Тукпаш глянул на будильник: десять минут одиннадцатого. Снял сапоги. Портянки развесил рядом с калаповыми. Лег. В жизни не было удобней постели! Неровности пола прилегли к усталой спине,
— Вставайте! Уже двенадцать. Как это я проснулся вовремя? Разбудить обещали, а сами… И будильник не завели.
Кое-как Тукпаш разомкнул веки. С непривычки ломило все тело, будто накануне било его о камни в горном потоке. Только бы не закрыть глаза — снова свалит сон. А как будешь лежать, если напарник уже поднялся?
— Эх, жизнь… — проворчал Калап, надевая телогрейку поверх майки. — Как пить дать, еще не меньше пяти объягнились.
Вышли на улицу. От звезд в глазах зарябило. Земля подмерзла. Зашагали к загону, гремя подошвами сапог о гулкую землю и похрустывая разламывающимися льдинками;
— Надо голос издалека подать, — сказал Калап и закашлялся. — Тихо подойдем — овцы испугаются.
— Все же суровый край наш Алтай, — передернул плечами Тукпаш. — И для людей, и для скота.
Отодвинули щит у ворот, вошли в загон. Ближние овцы тяжело поднялись. Тукпаш не отрывал взгляда от светлого пятна, отбрасываемого фонариком.
— Ага! Есть один. — Калап поднял на руки ягненка, а Тукпаш стал ловить матку. — Дрожит, как лист на ветру. Давно, видать, родился. Даже поел… Ишь, пузцо какое тугое.
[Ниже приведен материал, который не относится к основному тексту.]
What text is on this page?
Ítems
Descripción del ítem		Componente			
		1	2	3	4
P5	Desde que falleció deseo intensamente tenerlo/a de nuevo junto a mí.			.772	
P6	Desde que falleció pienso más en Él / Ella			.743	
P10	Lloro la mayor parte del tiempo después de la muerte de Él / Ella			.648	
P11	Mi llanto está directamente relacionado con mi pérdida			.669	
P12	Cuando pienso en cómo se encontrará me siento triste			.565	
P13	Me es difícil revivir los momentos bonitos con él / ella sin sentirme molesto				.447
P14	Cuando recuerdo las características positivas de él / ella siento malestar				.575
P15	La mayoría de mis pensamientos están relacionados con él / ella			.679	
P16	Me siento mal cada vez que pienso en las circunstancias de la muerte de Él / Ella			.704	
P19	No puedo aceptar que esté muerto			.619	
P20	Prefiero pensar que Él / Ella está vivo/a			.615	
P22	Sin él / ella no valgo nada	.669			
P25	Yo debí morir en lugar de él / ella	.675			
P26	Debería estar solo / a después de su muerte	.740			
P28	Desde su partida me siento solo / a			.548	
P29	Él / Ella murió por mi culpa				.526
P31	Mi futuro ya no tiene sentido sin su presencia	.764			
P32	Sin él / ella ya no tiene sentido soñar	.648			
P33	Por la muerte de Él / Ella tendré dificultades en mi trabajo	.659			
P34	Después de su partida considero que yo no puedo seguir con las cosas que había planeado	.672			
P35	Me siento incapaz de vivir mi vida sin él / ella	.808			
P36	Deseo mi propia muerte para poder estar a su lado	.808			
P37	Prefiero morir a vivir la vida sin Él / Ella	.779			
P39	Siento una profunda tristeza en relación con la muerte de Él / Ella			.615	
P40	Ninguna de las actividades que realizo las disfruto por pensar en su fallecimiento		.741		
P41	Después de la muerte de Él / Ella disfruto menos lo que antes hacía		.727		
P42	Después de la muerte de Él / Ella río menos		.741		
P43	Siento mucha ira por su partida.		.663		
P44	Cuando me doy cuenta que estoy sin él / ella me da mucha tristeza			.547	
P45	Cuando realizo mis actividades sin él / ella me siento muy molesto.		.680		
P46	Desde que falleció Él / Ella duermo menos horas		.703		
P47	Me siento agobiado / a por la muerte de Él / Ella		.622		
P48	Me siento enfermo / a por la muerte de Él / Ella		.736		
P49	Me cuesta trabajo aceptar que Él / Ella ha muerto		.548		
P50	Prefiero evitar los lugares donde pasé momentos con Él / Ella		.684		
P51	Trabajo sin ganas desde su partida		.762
Молодец! Таким и надо быть шустрым. — Он вытащил из кармана телогрейки разноцветные лоскутки. — Этого коричневым отметим. — Разорвал лоскут надвое, одну половинку привязал на шею ягненка, другую подал Тукпашу.
Тукпаш прикрепил лоскуток к хохолку на лбу овечки.
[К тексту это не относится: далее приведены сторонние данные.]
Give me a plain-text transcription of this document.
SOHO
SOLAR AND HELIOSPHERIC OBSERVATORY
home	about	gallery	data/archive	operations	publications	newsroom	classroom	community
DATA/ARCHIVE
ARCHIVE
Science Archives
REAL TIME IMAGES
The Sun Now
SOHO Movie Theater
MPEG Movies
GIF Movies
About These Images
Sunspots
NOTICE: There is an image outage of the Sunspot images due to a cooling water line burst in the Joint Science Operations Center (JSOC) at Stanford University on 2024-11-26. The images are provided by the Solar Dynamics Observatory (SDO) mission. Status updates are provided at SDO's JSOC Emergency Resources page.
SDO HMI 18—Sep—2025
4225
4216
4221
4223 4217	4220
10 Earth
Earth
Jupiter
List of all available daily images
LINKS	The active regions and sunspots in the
— Эта, однако, в прошлом году двойню приносила, — осветил Калап матку. — Нет, не она. Это наша Молочница. Мы к ней раньше всегда подпускали ягнят, которые не наедались. А теперь у нее один сосок — другой стригали повредили.
Вдвоем они осторожно перевалили овечку через изгородь в загон перед тепляком.
— Где мекает? — прислушался Калап. — В том конце. Пошли. Белым метить будем. Держите лоскут. — Он стал пробираться туда, где подавала голос овца. — Привязывать тряпочку обязательно надо, а то завтра не разберешь, какой чей ягненок. Есть чабаны, которые не метят. Утром посмотрят и сразу скажут: «Вот его мать». И никогда не ошибутся. Я троих таких знаю. Стариков Сырбая и Болчоя, да еще моего отца. Мне до них далеко…
Нашли еще трех объягнившихся. Калап отыскивал их на удивленье легко. В те стороны загона, где было тихо, он даже не светил.
Поместили всех овечек в тепляк вместе с ягнятами, распределили по клеткам. Вышли, постояли, послушали отару: может, где еще замекает или застонет овца.
— Вот такая жизнь, — вздохнул Калап. — Целый месяц так будет. Смотрите: трактора!
Тукпаш увидел вдали много огней.
— Когда я к вам ехал, они в Дьан-Дьалане пахали.
Рано они пришли сюда. Значит, хорошо у них идет работа. Им что! Тракторы новые, сильные… А у нас? Э-ээ, — наклонился он над овцой. — Эта к утру родит. Давайте-ка заведем ее в тепляк.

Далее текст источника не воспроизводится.